Right up to the end of the last century, there was little to differentiate this place from an endless sea of sand. Then, the power of oil money fuelled the unstoppable economy of the Emirates and allowed the stunning Marina Bay circuit to be built as part of the growing passion for motorsport that the Middle East had only recently discovered. Formula 1 finally arrived there in 2009, and victory went to Sebastian Vettel and Red Bull. One year later Vettel and Red Bull triumphed again, following a nightmare for Ferrari. Had it not been for an error from the pit wall, Fernando Alonso probably wouldn’t have slipped down the order and that year’s world title could have been his – rather than the first of four championships that were destined for Vettel. The Abu Dhabi jinx still continues for Ferrari: Abu Dhabi is one of just four countries to have hosted a world championship grand prix that has never been won by Maranello (the other three are Morocco, India and Russia).

But there is more to the Abu Dhabi track than just its 21 corners and 5554 metres of track. Despite the ever-present heat, even at this time of year, there’s always a generous supply of water thanks to the desalination plant that uses seawater to create a veritable garden around the track. There’s also a high-tech lighting system ensuring that the track and pit lane maintains a consistent level of illumination even with the advancing evening. All this put together makes the Abu Dhabi track not just a perfect example of a hyper-modern facility but also a real megastar of the F1 calendar. It’s highly-advanced, but with maximum respect for the environment at the same time. And respect for the neighbouring desert as well, which is happy for the circuit to be there. Just as long as everything knows its place.

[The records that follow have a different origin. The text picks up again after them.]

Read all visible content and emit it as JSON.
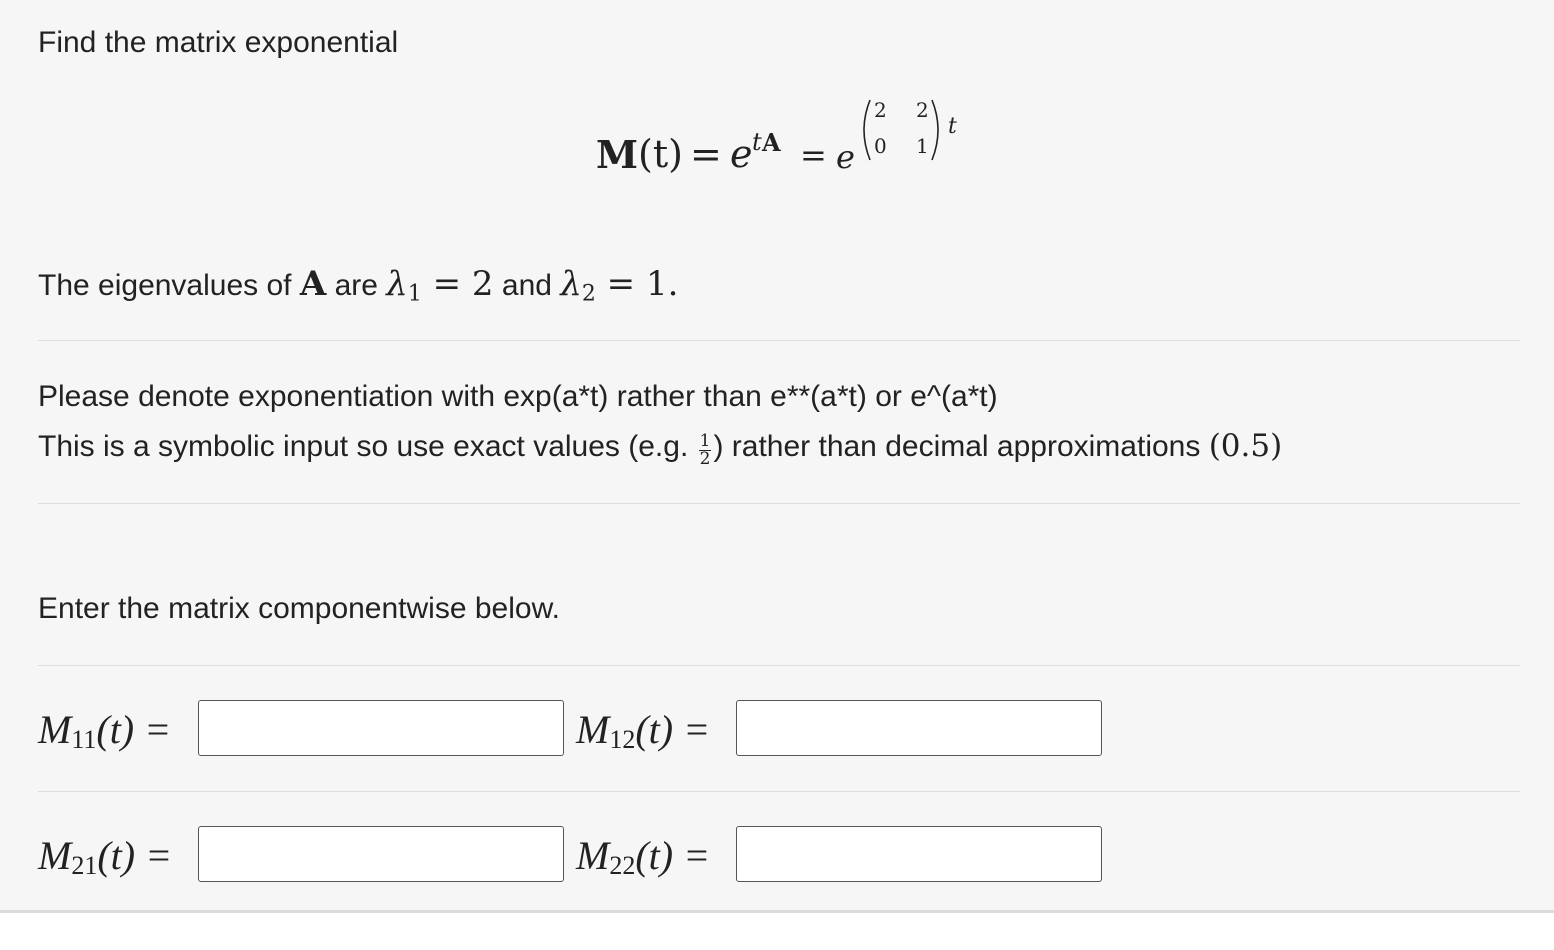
{
  "prompt": {
    "title": "Find the matrix exponential"
  },
  "formula": {
    "lhs_M": "M",
    "lhs_args": "(t)",
    "equals": "=",
    "e_base": "e",
    "tA_t": "t",
    "tA_A": "A",
    "matrix": [
      "2",
      "2",
      "0",
      "1"
    ],
    "exp_t": "t"
  },
  "eigen": {
    "prefix": "The eigenvalues of ",
    "matrix_name": "A",
    "are": " are ",
    "lambda": "λ",
    "lambda1_sub": "1",
    "eq1": " = 2",
    "and": " and ",
    "lambda2_sub": "2",
    "eq2": " = 1."
  },
  "instructions": {
    "line1": "Please denote exponentiation with exp(a*t) rather than e**(a*t) or e^(a*t)",
    "line2_a": "This is a symbolic input so use exact values (e.g. ",
    "frac_num": "1",
    "frac_den": "2",
    "line2_b": ") rather than decimal approximations ",
    "line2_c": "(0.5)"
  },
  "enter": {
    "text": "Enter the matrix componentwise below."
  },
  "fields": {
    "m11": {
      "letter": "M",
      "sub": "11",
      "tail": "(t) =",
      "value": "",
      "placeholder": ""
    },
    "m12": {
      "letter": "M",
      "sub": "12",
      "tail": "(t) =",
      "value": "",
      "placeholder": ""
    },
    "m21": {
      "letter": "M",
      "sub": "21",
      "tail": "(t) =",
      "value": "",
      "placeholder": ""
    },
    "m22": {
      "letter": "M",
      "sub": "22",
      "tail": "(t) =",
      "value": "",
      "placeholder": ""
    }
  }
}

Now Abu Dhabi has special meaning for Pirelli too. One year ago, the 2017 range of tyres was first presented at the circuit: 25% wider than their predecessors and completely renewed in terms of construction. These led to unprecedented levels of performance, as the number of broken lap records this year can testify on the majority of the world’s circuits. This week there will be another presentation: on Thursday 23 November, Formula 1 will meet the new 2018 P Zero range – complete with two new colours that now expand the family from five to seven slick compounds.

Just as one championship concludes, another one opens up along with a fresh wave of innovations. From Tuesday to Wednesday (November 28–29), straight after the grand prix, the new Pirelli tyres will be on track at Abu Dhabi for two days of testing with all the teams.